For the second consecutive year, the California State Senate has passed a measure (SB 37), solely upon party lines, with Democrats voting yes, requiring California electoral delegates to cast their presidential votes for the national popular vote winner rather than for the presidential candidate who is victorious in California. The measure would become effective when and if states controlling 270 electoral votes, a number sufficient to elect the President, pass identical contractually binding legislation. Delegates with a sufficient number of electoral delegates to elect the President would thereafter be required to ignore their constituents and vote for the winner of the national popular vote. With Maryland's legislature passing and their Governor signing identical legislation, this is currently law in Maryland. Many other state legislatures and governors are pondering this proposal.

There could be no greater irony than the 22 Democratic members of the California Senate voting to disenfranchise the 16,000,000 million registered voters of California. Ignoring all intellectual positions, Democrats must know that if in 2004, 59,300 Ohioans had voted for John Kerry instead of George W. Bush, Senator Kerry would have become President despite having lost the national popular vote by over 3 million votes. They must realize that under this proposal, Californians, after overwhelmingly voting for Senator Kerry, would have watched their delegates cast their deciding 55 electoral votes for George W. Bush and therefore causing him to be elected President.
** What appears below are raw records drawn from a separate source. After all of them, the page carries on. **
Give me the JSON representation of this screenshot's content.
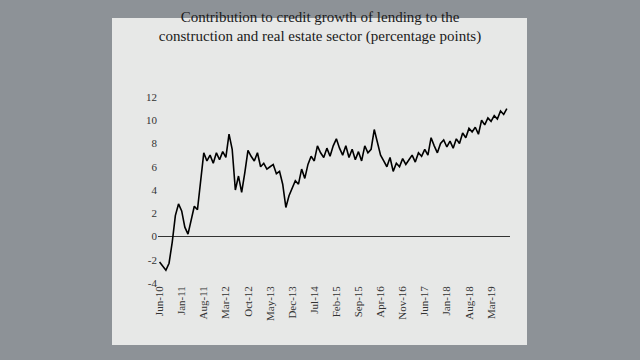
{
  "chart_data": {
    "type": "line",
    "title": "Contribution to credit growth of lending to the\nconstruction and real estate sector (percentage points)",
    "categories": [
      "Jun-10",
      null,
      null,
      null,
      null,
      null,
      null,
      "Jan-11",
      null,
      null,
      null,
      null,
      null,
      null,
      "Aug-11",
      null,
      null,
      null,
      null,
      null,
      null,
      "Mar-12",
      null,
      null,
      null,
      null,
      null,
      null,
      "Oct-12",
      null,
      null,
      null,
      null,
      null,
      null,
      "May-13",
      null,
      null,
      null,
      null,
      null,
      null,
      "Dec-13",
      null,
      null,
      null,
      null,
      null,
      null,
      "Jul-14",
      null,
      null,
      null,
      null,
      null,
      null,
      "Feb-15",
      null,
      null,
      null,
      null,
      null,
      null,
      "Sep-15",
      null,
      null,
      null,
      null,
      null,
      null,
      "Apr-16",
      null,
      null,
      null,
      null,
      null,
      null,
      "Nov-16",
      null,
      null,
      null,
      null,
      null,
      null,
      "Jun-17",
      null,
      null,
      null,
      null,
      null,
      null,
      "Jan-18",
      null,
      null,
      null,
      null,
      null,
      null,
      "Aug-18",
      null,
      null,
      null,
      null,
      null,
      null,
      "Mar-19",
      null,
      null,
      null,
      null,
      null
    ],
    "values": [
      -2.2,
      -2.6,
      -2.9,
      -2.3,
      -0.5,
      1.8,
      2.8,
      2.2,
      0.8,
      0.2,
      1.5,
      2.6,
      2.3,
      4.5,
      7.2,
      6.5,
      7.0,
      6.3,
      7.2,
      6.6,
      7.3,
      6.8,
      8.8,
      7.5,
      4.0,
      5.2,
      3.8,
      5.5,
      7.4,
      6.9,
      6.5,
      7.2,
      6.0,
      6.3,
      5.8,
      6.0,
      6.2,
      5.4,
      5.6,
      4.5,
      2.5,
      3.5,
      4.2,
      4.8,
      4.5,
      5.8,
      5.0,
      6.2,
      6.9,
      6.5,
      7.8,
      7.2,
      6.8,
      7.6,
      6.9,
      7.8,
      8.4,
      7.6,
      7.0,
      7.8,
      6.8,
      7.5,
      6.6,
      7.3,
      6.5,
      7.8,
      7.2,
      7.5,
      9.2,
      8.0,
      7.0,
      6.5,
      6.0,
      6.8,
      5.6,
      6.3,
      6.0,
      6.7,
      6.2,
      6.6,
      7.0,
      6.4,
      7.2,
      6.9,
      7.5,
      7.0,
      8.5,
      7.8,
      7.2,
      8.0,
      8.3,
      7.7,
      8.2,
      7.6,
      8.4,
      8.0,
      8.9,
      8.5,
      9.3,
      9.0,
      9.4,
      8.8,
      10.0,
      9.6,
      10.2,
      9.9,
      10.4,
      10.1,
      10.8,
      10.5,
      11.0
    ],
    "color": "#000000",
    "ylim": [
      -4,
      12
    ],
    "yticks": [
      -4,
      -2,
      0,
      2,
      4,
      6,
      8,
      10,
      12
    ],
    "grid": false
  }
}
This notion that a number of states controlling 270 electoral votes (theoretically possible with the approval of only 11 states) should be able, by a contract among themselves, affect a "poor man's constitutional amendment" to the Constitution of the United States is fascinating. This should be abhorrent to anyone with the slightest interest in the vitality and history of the Constitution. If affected in 1792, alone, Virginia and Massachusetts could have instituted a popular vote methodology under this notion and likely caused a break-up of our young nation. In 2008, such a plan would reduce the combined voting impact of the voters of Vermont, Wyoming, North Dakota and South Dakota in the presidential race to that of Brooklyn.

The Founders' conceptual framework for electing a President insured that urban voters of a few states could not totally control the selection of the President. Electing a President through a national popular vote would obliterate this concept.

Article 2 of the Constitution of the United States allows each state legislature almost unlimited power to direct their electors in casting their electoral votes for President. However, two other articles of the Constitution separately and collectively should trump Article 2 and make an agreement between certain states to circumvent the Constitution and provide for a President elected based upon the national popular vote unconstitutional. First, Article 1 prohibits agreements between States without the consent of Congress. While this clause has been judicially narrowed over time, it is unlikely that it has been narrowed sufficiently not to require Congressional approval of a contract between a few states which causes a change in the political balance of the Electoral College. Second, this "poor man's constitutional amendment" is specifically designed to circumvent the Constitution. Without reservation, its sole purpose is to avoid the constitutionally necessary and unattainable requirement of ratification of this notion by three quarters of the states under Article 5. Under either Article 1 or 5, separately and certainly collectively, the Supreme Court should hold this proposal unconstitutional.


Read it all, folks because this is how the Left thinks. It seeks to circumvent and usurp our current rule of law.